Şenol Güneş ve oyuncuları her zamanki gibi beni şaşırtmayarak başladı ikinci yarıya. Hoca sahanın vasıfsız oyuncularını sahada tutarak, oyuncularda ilk yarıda olduğu gibi Mecnun misali sahada gezinerek istikrarlarını korudular. Bunun sonucu olarak da yapılan zincirleme hatalara hala neden transfer edildiğini anlayamadığım Cech’in ofsayt’ı bozması eklenince Mersin ikinci golü bulmuş oldu. Bu golden sonra gerek Mersin’li futbolcuların savunmaya çekilmesi gerekse Trabzonspor’luların refleksi sonucu maçta fark bir sayıya indi. Bu golden sonra kısa bir süre sonra beraberliğin gelmemesi ise Henrique’nin boş kaleye bile topu yuvarlayamayacak derecede kabiliyetsiz bir futbolcu olmasından kaynaklıydı. Bu vesile ile kendisini transfer edenlere tekrar selam olsun.
Takım tam da Mersin sahasına yerleşmiş beraberlik golü için bastırırken Şenol Güneş sahanın o dakikalardaki en etkili oyuncusu olan Volkan’ı oyundan çıkararak herkese kamera şakası olmalı dedirten bir hamleye imza attı. Bu hamle aynı zamanda Trabzonspor’un sol kanadının etkinliğini de ortadan kaldırmıştı ki takımın ligin ikinci yarısında Burak ile birlikte yükünü çeken Olcan 83. Dakikada yine kişisel becerisiyle güzel bir gol atarak takımına beraberliği kazandırırken geride kalan dakikalar için de galibiyeti yakalama adına bir umut olmuştu ki sahada ne yaptığı belli olmayan Henrique’nin kaçırdığı fırsatları Hasan Üçüncü’nün golüyle taçlandıran Trabzonspor savunması galibiyeti rakiplerine armağan etmiş oldu.

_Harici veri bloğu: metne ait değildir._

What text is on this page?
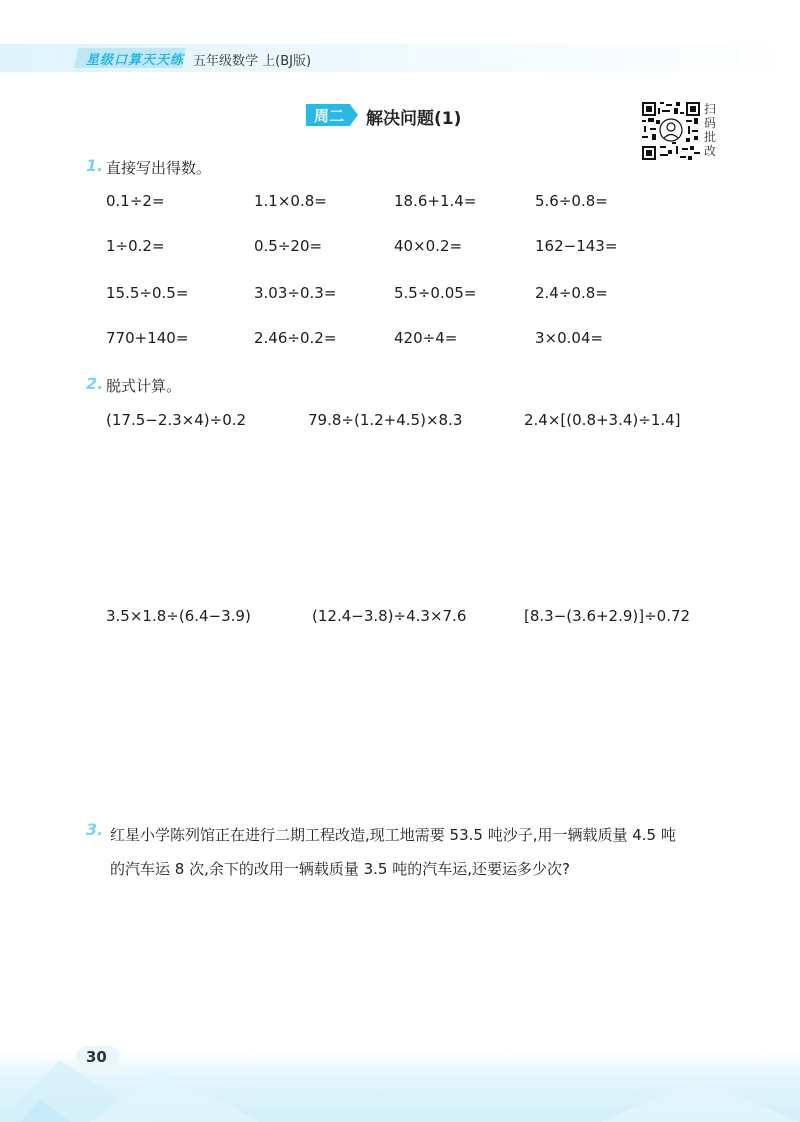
星级口算天天练 五年级数学 上(BJ版)
周二	解决问题(1)	扫
码
批
改
1. 直接写出得数。
0.1÷2=	1.1×0.8=	18.6+1.4=	5.6÷0.8=
1÷0.2=	0.5÷20=	40×0.2=	162−143=
15.5÷0.5=	3.03÷0.3=	5.5÷0.05=	2.4÷0.8=
770+140=	2.46÷0.2=	420÷4=	3×0.04=
2. 脱式计算。
(17.5−2.3×4)÷0.2	79.8÷(1.2+4.5)×8.3	2.4×[(0.8+3.4)÷1.4]
3.5×1.8÷(6.4−3.9)	(12.4−3.8)÷4.3×7.6	[8.3−(3.6+2.9)]÷0.72
3. 红星小学陈列馆正在进行二期工程改造,现工地需要 53.5 吨沙子,用一辆载质量 4.5 吨
的汽车运 8 次,余下的改用一辆载质量 3.5 吨的汽车运,还要运多少次?
30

Bu mağlubiyet bir kez daha gösterdi ki, bu takımdan ne köy olur ne de kasaba. Üç gol yediğiniz Kayseri bir sonraki hafta gol atamıyorsa, 4 gol yediğiniz PSV 14 tane de kaçırıyorsa, kendi sahanızda kendi seyirciniz önünde Mersin İ.Y.’den 3 gol yiyorsanız sanırım savunulacak bir şey kalmamış demektir. Söylenecek tek şey Mersi’n Sadri’cim. Eserinle övünebilirsin.